The Zuni Mountains, which lie to the west of Albuquerque, New Mexico, are situated in the Mount Taylor Ranger District of the Cibola National Forest and are the site of the Zuni Mountain Collaborative Landscape Restoration Project.
The Zuni Mountains are full of game, including Rocky Mountain elk, mule deer, Merriam’s wild turkeys, black bears and mountain lions, and they’re also home to an endangered species of fish, the Zuni bluehead sucker.
“The area also is very resilient, and, today, we’re trying to remedy the impacts of decades of logging that took place without consideration for future forest conditions,” said Scott Lerich, NWTF’s senior regional biologist for Arizona and New Mexico.
The project has grown from a start in 2010 with the $500,000 Bluewater Stewardship project on 997 acres to a project that is $9.7 million in value on 8,054 acres in New Mexico and 1,030 acres in Black Kettle National Grassland near Cheyenne, Oklahoma.
It involves clearing invasive species, such as ponderosa pine and Douglas fir trees, leaving groups of trees that are more beneficial to wildlife and habitat and, through local partnerships, has created 45 to 50 jobs and a payroll of more than $1 million a year at the local sawmill.
Key partners include the Forest Service, the Mount Taylor Ranger District, the New Mexico Department of Game and Fish, the Forest Guild and the New Mexico Forest and Watershed Restoration Institute.
About 3,000 acres of trees remain to be cut and thinned on the Bluewater project, which encompasses the east side of the Zuni Mountains. The project then moves to the west side of Zuni Mountain and to Mount Taylor.
“This project could potentially go for another 10 to 20 years,” Lerich noted.

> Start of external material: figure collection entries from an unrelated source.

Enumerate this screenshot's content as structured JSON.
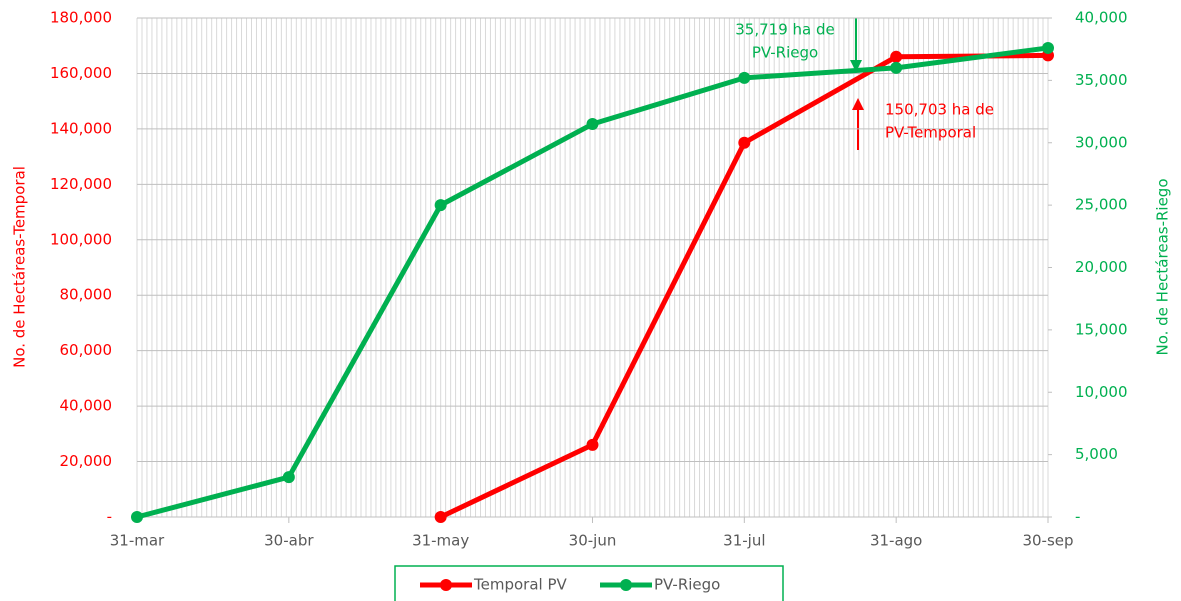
{
  "chart_data": {
    "type": "line",
    "categories": [
      "31-mar",
      "30-abr",
      "31-may",
      "30-jun",
      "31-jul",
      "31-ago",
      "30-sep"
    ],
    "series": [
      {
        "name": "Temporal PV",
        "color": "#ff0000",
        "values": [
          null,
          null,
          0,
          26000,
          135000,
          166000,
          166500
        ]
      },
      {
        "name": "PV-Riego",
        "color": "#00b050",
        "axis": "y2",
        "values": [
          0,
          3200,
          25000,
          31500,
          35200,
          36000,
          37600
        ]
      }
    ],
    "ylabel": "No. de Hectáreas-Temporal",
    "y2label": "No. de Hectáreas-Riego",
    "ylim": [
      0,
      180000
    ],
    "yticks": [
      {
        "value": 0,
        "label": "-"
      },
      {
        "value": 20000,
        "label": "20,000"
      },
      {
        "value": 40000,
        "label": "40,000"
      },
      {
        "value": 60000,
        "label": "60,000"
      },
      {
        "value": 80000,
        "label": "80,000"
      },
      {
        "value": 100000,
        "label": "100,000"
      },
      {
        "value": 120000,
        "label": "120,000"
      },
      {
        "value": 140000,
        "label": "140,000"
      },
      {
        "value": 160000,
        "label": "160,000"
      },
      {
        "value": 180000,
        "label": "180,000"
      }
    ],
    "y2lim": [
      0,
      40000
    ],
    "y2ticks": [
      {
        "value": 0,
        "label": "-"
      },
      {
        "value": 5000,
        "label": "5,000"
      },
      {
        "value": 10000,
        "label": "10,000"
      },
      {
        "value": 15000,
        "label": "15,000"
      },
      {
        "value": 20000,
        "label": "20,000"
      },
      {
        "value": 25000,
        "label": "25,000"
      },
      {
        "value": 30000,
        "label": "30,000"
      },
      {
        "value": 35000,
        "label": "35,000"
      },
      {
        "value": 40000,
        "label": "40,000"
      }
    ],
    "grid": true,
    "legend": "bottom",
    "annotations": [
      {
        "lines": [
          "35,719 ha de",
          "PV-Riego"
        ],
        "color": "#00b050"
      },
      {
        "lines": [
          "150,703 ha de",
          "PV-Temporal"
        ],
        "color": "#ff0000"
      }
    ]
  }
}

Black Kettle National Grasslands
Most of the Black Kettle National Grasslands — about 30,724 acres — are near Cheyenne, Oklahoma, and abuts the Texas Panhandle. The other 576 acres are just across the state line, near Canadian, Texas, and make up the Lake Marvin Recreation Area.

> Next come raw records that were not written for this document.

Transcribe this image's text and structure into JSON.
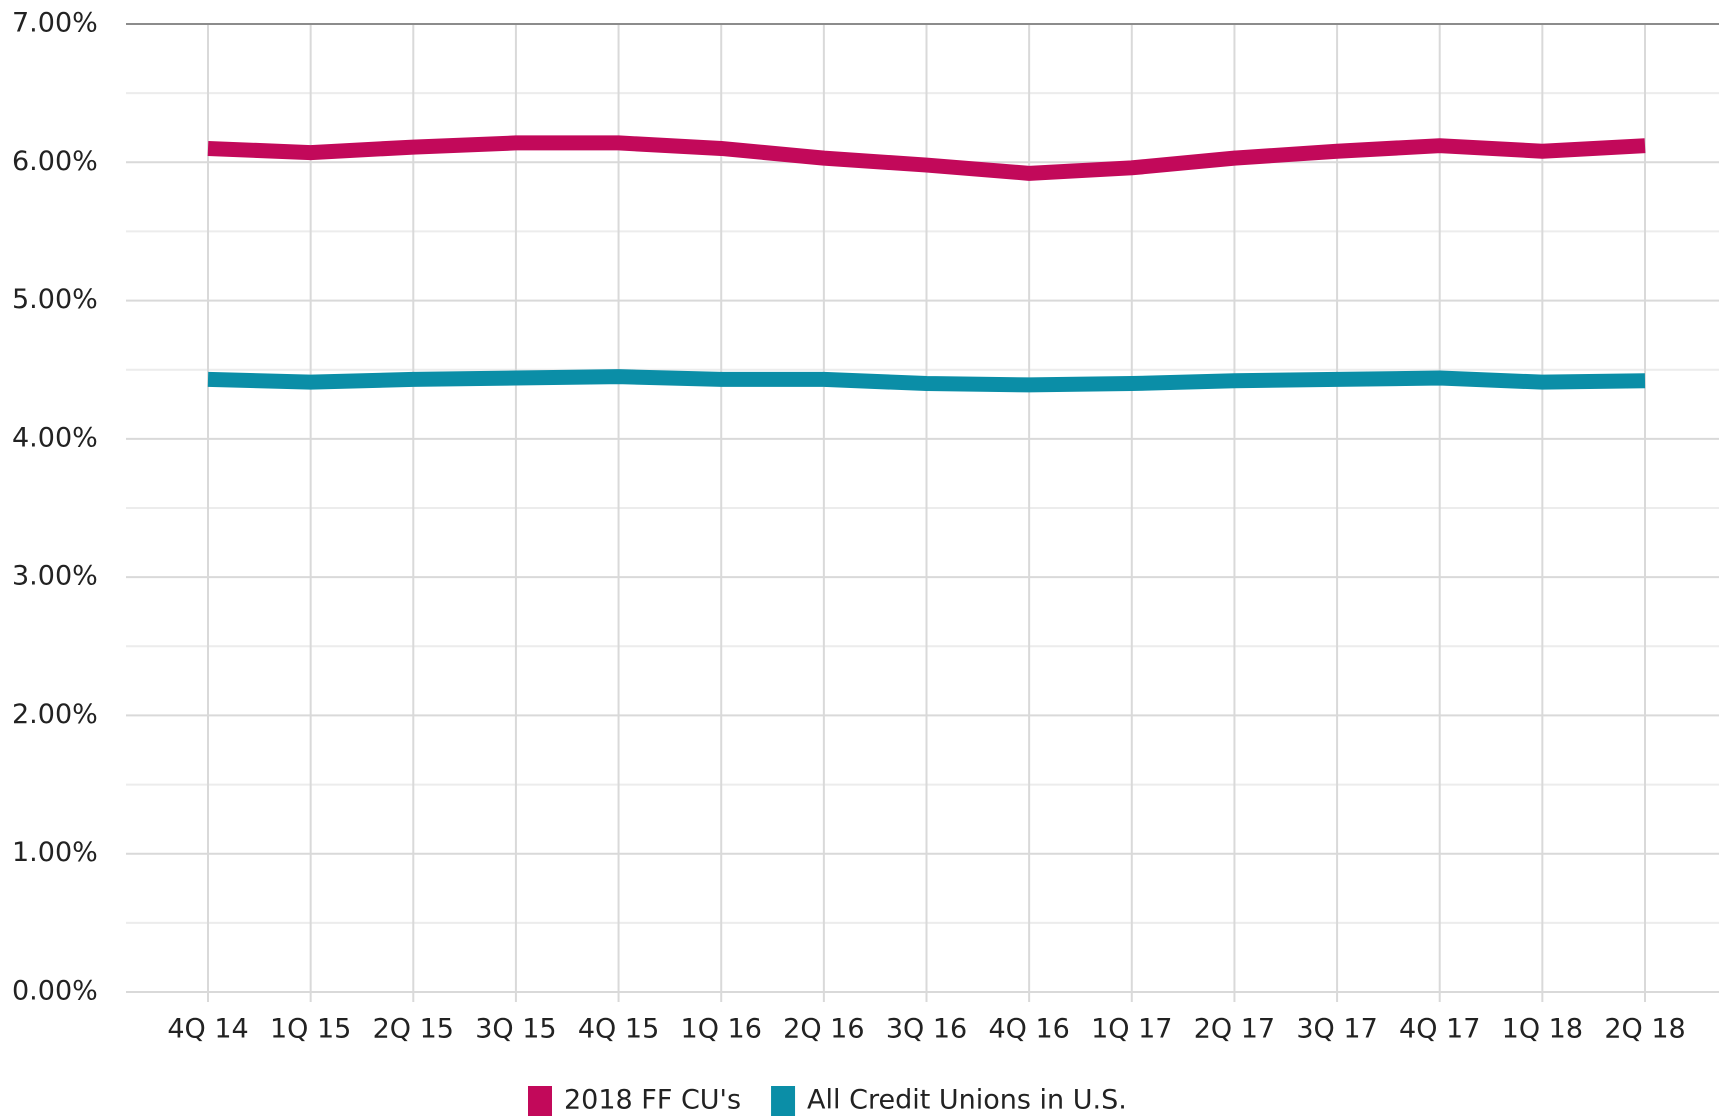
{
  "chart_data": {
    "type": "line",
    "categories": [
      "4Q 14",
      "1Q 15",
      "2Q 15",
      "3Q 15",
      "4Q 15",
      "1Q 16",
      "2Q 16",
      "3Q 16",
      "4Q 16",
      "1Q 17",
      "2Q 17",
      "3Q 17",
      "4Q 17",
      "1Q 18",
      "2Q 18"
    ],
    "series": [
      {
        "name": "2018 FF CU's",
        "color": "#c2095a",
        "values": [
          6.1,
          6.07,
          6.11,
          6.14,
          6.14,
          6.1,
          6.03,
          5.98,
          5.92,
          5.96,
          6.03,
          6.08,
          6.12,
          6.08,
          6.12
        ]
      },
      {
        "name": "All Credit Unions in U.S.",
        "color": "#0b8ea7",
        "values": [
          4.43,
          4.41,
          4.43,
          4.44,
          4.45,
          4.43,
          4.43,
          4.4,
          4.39,
          4.4,
          4.42,
          4.43,
          4.44,
          4.41,
          4.42
        ]
      }
    ],
    "ylim": [
      0,
      7
    ],
    "yticks": [
      {
        "value": 0,
        "label": "0.00%"
      },
      {
        "value": 1,
        "label": "1.00%"
      },
      {
        "value": 2,
        "label": "2.00%"
      },
      {
        "value": 3,
        "label": "3.00%"
      },
      {
        "value": 4,
        "label": "4.00%"
      },
      {
        "value": 5,
        "label": "5.00%"
      },
      {
        "value": 6,
        "label": "6.00%"
      },
      {
        "value": 7,
        "label": "7.00%"
      }
    ],
    "minor_yticks": [
      0.5,
      1.5,
      2.5,
      3.5,
      4.5,
      5.5,
      6.5
    ],
    "grid": true,
    "legend": "bottom"
  }
}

Part of the Cibola National Forest, the grasslands are an important piece of the Zuni Mountain Collaborative Landscape Restoration Project. The work there is an extension of the Zuni Mountains enhancements, and the task on the grasslands is removing invasive woody plants, including Eastern red cedar and locust.
Gene Miller, NWTF’s regional biologist for West Texas and Oklahoma, explained the NWTF and its on-the-ground partners are using hand and mechanical cutting to remove the unwanted material.
To date, partners have treated nearly 900 acres of the national grasslands, a cooperative Wildlife Management Area with Oklahoma Department of Wildlife Conservation. The NWTF administers contracts to put work on the land, but all partners are involved, Miller noted.
“This project is beneficial for cattlemen, wildlife, sportsmen and for the health of the grasslands,” he said. “Citizens and sportsmen are talking about the work. People are noticing a difference on the land. It all starts with our dedicated members and volunteers raising dollars at local NWTF Hunting Heritage Super Fund banquets in Oklahoma.”